The Underwear Museum (Musée du slip, Slipmuseum) is a museum in Lessines, Hainaut, Wallonia, Belgium which displays the underclothing of famous persons; each article was worn at least one time by the person in question and is combined with a certificate of authenticity. It also has artistic depictions of famous people wearing underwear.

==History==
It was established by Jan Bucquoy in 2009 in Brussels, and it was initially atop the café De Dolle Mol, in the City of Brussels municipality. Bucquoy stated that the end of hierarchy among humans was his motive for starting the museum. He explained, "If you are scared of someone, just imagine them in their underpants. The hierarchy will fall and you will see that this is a guy like any other. We are all equal, all brothers."

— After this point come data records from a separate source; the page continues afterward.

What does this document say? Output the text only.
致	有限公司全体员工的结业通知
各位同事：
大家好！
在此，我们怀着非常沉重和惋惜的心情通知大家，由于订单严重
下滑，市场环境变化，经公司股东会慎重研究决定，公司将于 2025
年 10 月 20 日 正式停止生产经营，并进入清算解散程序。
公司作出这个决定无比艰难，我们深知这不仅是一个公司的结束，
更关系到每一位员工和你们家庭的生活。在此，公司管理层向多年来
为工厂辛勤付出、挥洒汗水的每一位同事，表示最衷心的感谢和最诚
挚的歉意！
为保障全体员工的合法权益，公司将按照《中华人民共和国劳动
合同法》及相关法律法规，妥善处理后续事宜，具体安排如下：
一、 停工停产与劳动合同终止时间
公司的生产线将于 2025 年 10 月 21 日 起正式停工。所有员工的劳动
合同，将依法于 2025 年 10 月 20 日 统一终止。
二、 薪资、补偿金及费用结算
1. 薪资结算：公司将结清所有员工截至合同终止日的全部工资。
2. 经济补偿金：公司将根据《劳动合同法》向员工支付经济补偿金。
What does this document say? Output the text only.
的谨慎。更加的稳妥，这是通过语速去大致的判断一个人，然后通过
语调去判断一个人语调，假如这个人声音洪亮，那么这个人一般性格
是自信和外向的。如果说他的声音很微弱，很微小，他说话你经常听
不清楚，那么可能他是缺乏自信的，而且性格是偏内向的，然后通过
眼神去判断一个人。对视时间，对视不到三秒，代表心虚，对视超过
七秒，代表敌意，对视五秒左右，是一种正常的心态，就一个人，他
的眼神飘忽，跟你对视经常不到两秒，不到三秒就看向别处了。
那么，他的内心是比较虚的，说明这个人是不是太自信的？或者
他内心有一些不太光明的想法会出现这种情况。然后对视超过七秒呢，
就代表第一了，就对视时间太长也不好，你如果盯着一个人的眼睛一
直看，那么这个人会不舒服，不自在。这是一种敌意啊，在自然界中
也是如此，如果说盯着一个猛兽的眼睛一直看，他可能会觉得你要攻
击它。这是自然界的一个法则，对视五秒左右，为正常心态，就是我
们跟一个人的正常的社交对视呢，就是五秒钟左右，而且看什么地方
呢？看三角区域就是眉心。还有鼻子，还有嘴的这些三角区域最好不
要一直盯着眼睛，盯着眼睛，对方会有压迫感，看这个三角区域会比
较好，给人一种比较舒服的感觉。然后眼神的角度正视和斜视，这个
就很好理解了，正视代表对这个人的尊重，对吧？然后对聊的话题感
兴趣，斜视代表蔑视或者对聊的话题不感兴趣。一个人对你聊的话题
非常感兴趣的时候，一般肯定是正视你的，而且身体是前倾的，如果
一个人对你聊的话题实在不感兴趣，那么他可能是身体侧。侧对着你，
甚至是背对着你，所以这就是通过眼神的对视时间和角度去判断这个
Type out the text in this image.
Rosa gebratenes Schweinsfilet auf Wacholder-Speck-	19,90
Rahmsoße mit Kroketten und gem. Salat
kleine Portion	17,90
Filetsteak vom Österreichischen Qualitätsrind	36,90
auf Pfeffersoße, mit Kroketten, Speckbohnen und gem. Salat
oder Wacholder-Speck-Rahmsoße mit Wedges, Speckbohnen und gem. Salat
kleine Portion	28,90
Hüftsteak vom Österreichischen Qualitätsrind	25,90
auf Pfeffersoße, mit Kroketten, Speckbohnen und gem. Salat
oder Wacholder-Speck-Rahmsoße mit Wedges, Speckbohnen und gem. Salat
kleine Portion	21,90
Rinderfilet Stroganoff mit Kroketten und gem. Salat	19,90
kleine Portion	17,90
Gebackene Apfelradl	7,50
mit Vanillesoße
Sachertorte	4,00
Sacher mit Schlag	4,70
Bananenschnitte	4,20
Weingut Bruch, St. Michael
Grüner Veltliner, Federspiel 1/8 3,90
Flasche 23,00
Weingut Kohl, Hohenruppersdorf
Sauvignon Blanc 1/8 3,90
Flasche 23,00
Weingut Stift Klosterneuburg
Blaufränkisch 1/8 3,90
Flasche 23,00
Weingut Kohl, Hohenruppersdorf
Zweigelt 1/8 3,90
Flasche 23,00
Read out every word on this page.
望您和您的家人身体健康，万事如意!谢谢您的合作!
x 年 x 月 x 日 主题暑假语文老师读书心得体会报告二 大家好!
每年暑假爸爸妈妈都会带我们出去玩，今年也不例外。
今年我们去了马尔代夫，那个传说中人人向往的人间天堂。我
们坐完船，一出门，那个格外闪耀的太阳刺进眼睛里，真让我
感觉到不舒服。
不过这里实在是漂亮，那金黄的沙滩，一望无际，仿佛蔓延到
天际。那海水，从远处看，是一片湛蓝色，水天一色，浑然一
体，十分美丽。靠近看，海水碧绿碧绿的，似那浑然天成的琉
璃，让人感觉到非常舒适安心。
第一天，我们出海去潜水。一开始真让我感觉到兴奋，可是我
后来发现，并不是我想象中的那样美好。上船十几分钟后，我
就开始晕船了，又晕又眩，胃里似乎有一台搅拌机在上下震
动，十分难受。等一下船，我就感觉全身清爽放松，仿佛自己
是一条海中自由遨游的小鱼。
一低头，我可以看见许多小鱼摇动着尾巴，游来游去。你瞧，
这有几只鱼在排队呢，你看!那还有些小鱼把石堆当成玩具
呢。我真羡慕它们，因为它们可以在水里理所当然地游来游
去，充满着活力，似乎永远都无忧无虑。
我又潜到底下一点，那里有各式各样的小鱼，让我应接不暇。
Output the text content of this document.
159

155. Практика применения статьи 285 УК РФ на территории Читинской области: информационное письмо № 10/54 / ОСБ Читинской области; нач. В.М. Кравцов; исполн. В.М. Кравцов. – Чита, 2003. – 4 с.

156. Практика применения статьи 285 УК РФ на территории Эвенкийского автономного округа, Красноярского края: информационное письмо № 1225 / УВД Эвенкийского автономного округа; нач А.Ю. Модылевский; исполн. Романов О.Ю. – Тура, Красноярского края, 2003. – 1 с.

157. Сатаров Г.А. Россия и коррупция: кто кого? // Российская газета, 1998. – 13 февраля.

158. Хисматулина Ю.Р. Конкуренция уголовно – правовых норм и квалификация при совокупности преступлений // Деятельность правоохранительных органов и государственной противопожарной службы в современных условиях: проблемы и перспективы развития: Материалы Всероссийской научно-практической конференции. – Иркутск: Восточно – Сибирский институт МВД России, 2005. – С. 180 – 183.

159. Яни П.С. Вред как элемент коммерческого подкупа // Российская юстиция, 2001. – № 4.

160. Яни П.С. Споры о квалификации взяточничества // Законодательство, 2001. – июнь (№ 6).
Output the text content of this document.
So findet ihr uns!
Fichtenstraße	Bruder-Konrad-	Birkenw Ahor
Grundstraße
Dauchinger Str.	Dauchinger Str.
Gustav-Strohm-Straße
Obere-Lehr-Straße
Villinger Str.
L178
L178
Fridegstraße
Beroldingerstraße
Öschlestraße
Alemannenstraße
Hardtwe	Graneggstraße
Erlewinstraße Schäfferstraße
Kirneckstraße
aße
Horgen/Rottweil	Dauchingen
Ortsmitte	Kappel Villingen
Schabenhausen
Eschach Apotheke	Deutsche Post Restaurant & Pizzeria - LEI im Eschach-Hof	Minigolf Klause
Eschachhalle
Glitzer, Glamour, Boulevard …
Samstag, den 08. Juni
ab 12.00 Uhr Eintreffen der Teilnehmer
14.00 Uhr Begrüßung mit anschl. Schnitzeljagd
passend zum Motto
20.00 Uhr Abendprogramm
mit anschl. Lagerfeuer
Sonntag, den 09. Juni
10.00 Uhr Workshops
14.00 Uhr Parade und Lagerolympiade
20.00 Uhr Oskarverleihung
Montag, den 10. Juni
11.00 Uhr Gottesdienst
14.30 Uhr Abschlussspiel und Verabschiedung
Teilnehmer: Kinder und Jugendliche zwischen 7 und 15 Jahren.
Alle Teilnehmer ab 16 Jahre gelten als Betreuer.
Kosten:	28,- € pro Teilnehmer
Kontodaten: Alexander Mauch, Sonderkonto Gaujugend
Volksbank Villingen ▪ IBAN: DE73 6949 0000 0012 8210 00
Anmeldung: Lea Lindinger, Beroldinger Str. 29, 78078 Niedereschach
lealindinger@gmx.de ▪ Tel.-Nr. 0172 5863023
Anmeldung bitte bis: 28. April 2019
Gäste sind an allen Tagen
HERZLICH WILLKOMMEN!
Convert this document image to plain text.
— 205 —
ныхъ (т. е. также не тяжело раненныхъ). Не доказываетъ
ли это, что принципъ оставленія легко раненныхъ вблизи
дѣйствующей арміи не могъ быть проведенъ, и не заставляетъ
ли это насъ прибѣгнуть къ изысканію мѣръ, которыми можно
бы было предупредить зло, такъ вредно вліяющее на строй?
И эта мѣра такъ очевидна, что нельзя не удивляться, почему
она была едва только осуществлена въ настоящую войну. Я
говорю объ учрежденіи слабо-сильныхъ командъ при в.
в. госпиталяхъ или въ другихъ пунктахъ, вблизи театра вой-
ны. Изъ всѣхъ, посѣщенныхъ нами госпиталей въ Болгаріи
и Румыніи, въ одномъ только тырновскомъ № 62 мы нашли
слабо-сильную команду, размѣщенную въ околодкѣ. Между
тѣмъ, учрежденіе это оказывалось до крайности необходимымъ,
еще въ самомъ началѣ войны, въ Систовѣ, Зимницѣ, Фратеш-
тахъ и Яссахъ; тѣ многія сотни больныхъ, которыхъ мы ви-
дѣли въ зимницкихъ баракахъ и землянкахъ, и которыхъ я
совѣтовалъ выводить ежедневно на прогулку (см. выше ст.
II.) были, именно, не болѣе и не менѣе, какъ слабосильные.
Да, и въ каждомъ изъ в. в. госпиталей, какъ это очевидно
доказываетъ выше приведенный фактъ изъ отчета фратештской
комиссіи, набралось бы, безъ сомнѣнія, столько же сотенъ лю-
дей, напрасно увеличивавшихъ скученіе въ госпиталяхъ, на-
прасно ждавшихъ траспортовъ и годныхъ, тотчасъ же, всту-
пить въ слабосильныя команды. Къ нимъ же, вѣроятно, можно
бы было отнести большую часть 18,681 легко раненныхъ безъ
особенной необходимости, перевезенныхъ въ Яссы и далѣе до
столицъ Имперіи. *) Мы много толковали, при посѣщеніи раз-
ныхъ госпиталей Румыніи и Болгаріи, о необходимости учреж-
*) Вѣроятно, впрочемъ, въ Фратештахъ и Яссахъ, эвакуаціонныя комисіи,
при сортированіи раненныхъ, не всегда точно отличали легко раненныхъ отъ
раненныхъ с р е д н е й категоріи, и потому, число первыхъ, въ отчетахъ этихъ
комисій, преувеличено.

In 2014 Bruno Waterfield of The Telegraph stated that when the museum was in Brussels it was "a well-known drinking spot for Belgium's bohemian far-Left." Robyn Boyle of The Bulletin stated that the museum had become a household name in Brussels".

In 2014, the underwear of Yvan Mayeur was stolen from the museum.

In 2015, the lease on the café expired, and at one point the Flemish Community canceled its subsidy for the museum, causing Bucquoy to move it. The museum was housed in Chez Claude for a period before it moved to Lessines permanently in 2016. Prior to the relocation Mayeur donated a pair of underwear to the museum.

==Collection==
The museum has underwear belonging to or attributed to belonging to Brigitte Lahaie, Mayeur, Michel Preud'homme, Didier Reynders, and Axelle Red.